Shineonyoucrazydiamond1 · 11/09/2025 11:50

It can definitely work as long as both of want the same thing, and it stops if either person changes what they want. My experience has been one that didn't work where I would have liked a relationship and he was only in it for FWB, but that was clear from the start- I was just naively optimistic. And one that worked great- he was someone I clicked with, but would never have wanted a LTR with. We had a great couple of years and it stopped as soon as one of us found a long term partner (he did first and there was no resentment or heartache). We're still in occassional touch, but absolutely on a how are the kids and family basis- nothing inappropriate. Have fun!

Dolpher · 11/09/2025 21:42

She would usually let her friends join us so it got pretty kinky

Mysticguru · 12/09/2025 14:05

Dolpher · 11/09/2025 21:42

She would usually let her friends join us so it got pretty kinky

Well it would wouldn't it. did they tie you down?

DropOfffArtiste · 12/09/2025 14:29

Dolpher · 11/09/2025 21:42

She would usually let her friends join us so it got pretty kinky

Fantastic. I bet you had a great time with her friends Greg, Dave and Ian.
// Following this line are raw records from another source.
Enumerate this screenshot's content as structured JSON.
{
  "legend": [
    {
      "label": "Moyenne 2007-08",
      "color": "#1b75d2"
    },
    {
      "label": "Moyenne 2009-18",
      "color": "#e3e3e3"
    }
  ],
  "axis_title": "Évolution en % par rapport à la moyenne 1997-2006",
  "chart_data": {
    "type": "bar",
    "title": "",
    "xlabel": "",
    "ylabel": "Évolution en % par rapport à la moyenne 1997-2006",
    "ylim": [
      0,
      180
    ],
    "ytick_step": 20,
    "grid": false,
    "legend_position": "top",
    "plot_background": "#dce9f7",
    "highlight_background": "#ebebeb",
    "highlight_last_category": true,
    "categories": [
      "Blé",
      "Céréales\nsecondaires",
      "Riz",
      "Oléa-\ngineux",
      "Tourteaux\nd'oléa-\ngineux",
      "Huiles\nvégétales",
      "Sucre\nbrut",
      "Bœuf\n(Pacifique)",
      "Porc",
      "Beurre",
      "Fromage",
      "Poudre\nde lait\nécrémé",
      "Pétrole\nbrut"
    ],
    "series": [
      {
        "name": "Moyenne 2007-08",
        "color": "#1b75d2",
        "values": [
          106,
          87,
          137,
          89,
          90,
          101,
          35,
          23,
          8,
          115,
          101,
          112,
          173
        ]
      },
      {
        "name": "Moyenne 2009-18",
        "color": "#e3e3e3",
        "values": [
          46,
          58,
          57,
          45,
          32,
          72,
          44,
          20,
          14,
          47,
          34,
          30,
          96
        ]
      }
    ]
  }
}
Meandmyguy · 12/09/2025 14:48

Me and mine fell in love :)

Dolpher · 13/09/2025 18:05

Lmao. No I had a good time with her and her friend Heather, Candace and Shauna

Fluffypotatoe123987 · 13/09/2025 19:45

I had one but had to stop as i started wanting more. We did cuddle and have deep talks after sex n talk every day after on message. But he rarely had the time to meet when i wanted to. Then when it messed his head up when i slept with the ex i felt bad and i didnt understood why it messed his head up when fwb. So tbh the fwb with him.would have worked well if we just met for sex had a coffee n off or a takeout. I am really fed up of how shit men are with communication yano tell me about your dates with others and how its going otherwise the friendship isnt there and its a situationship. Anyways i stepped back for a week didnt text as we had the discussion as i started wanting more. Feeling better now though readjusted myself Anyways iv dated a few men not past first date as didnt get on with them and ive got some dates lined up for building a relationship maybe but wouldnt mind the fwb until iv found someone i acc want but i dont wanna mess his head up and we cant chat as friends due to that. So if fwb make sure its a man that you can actually talk to.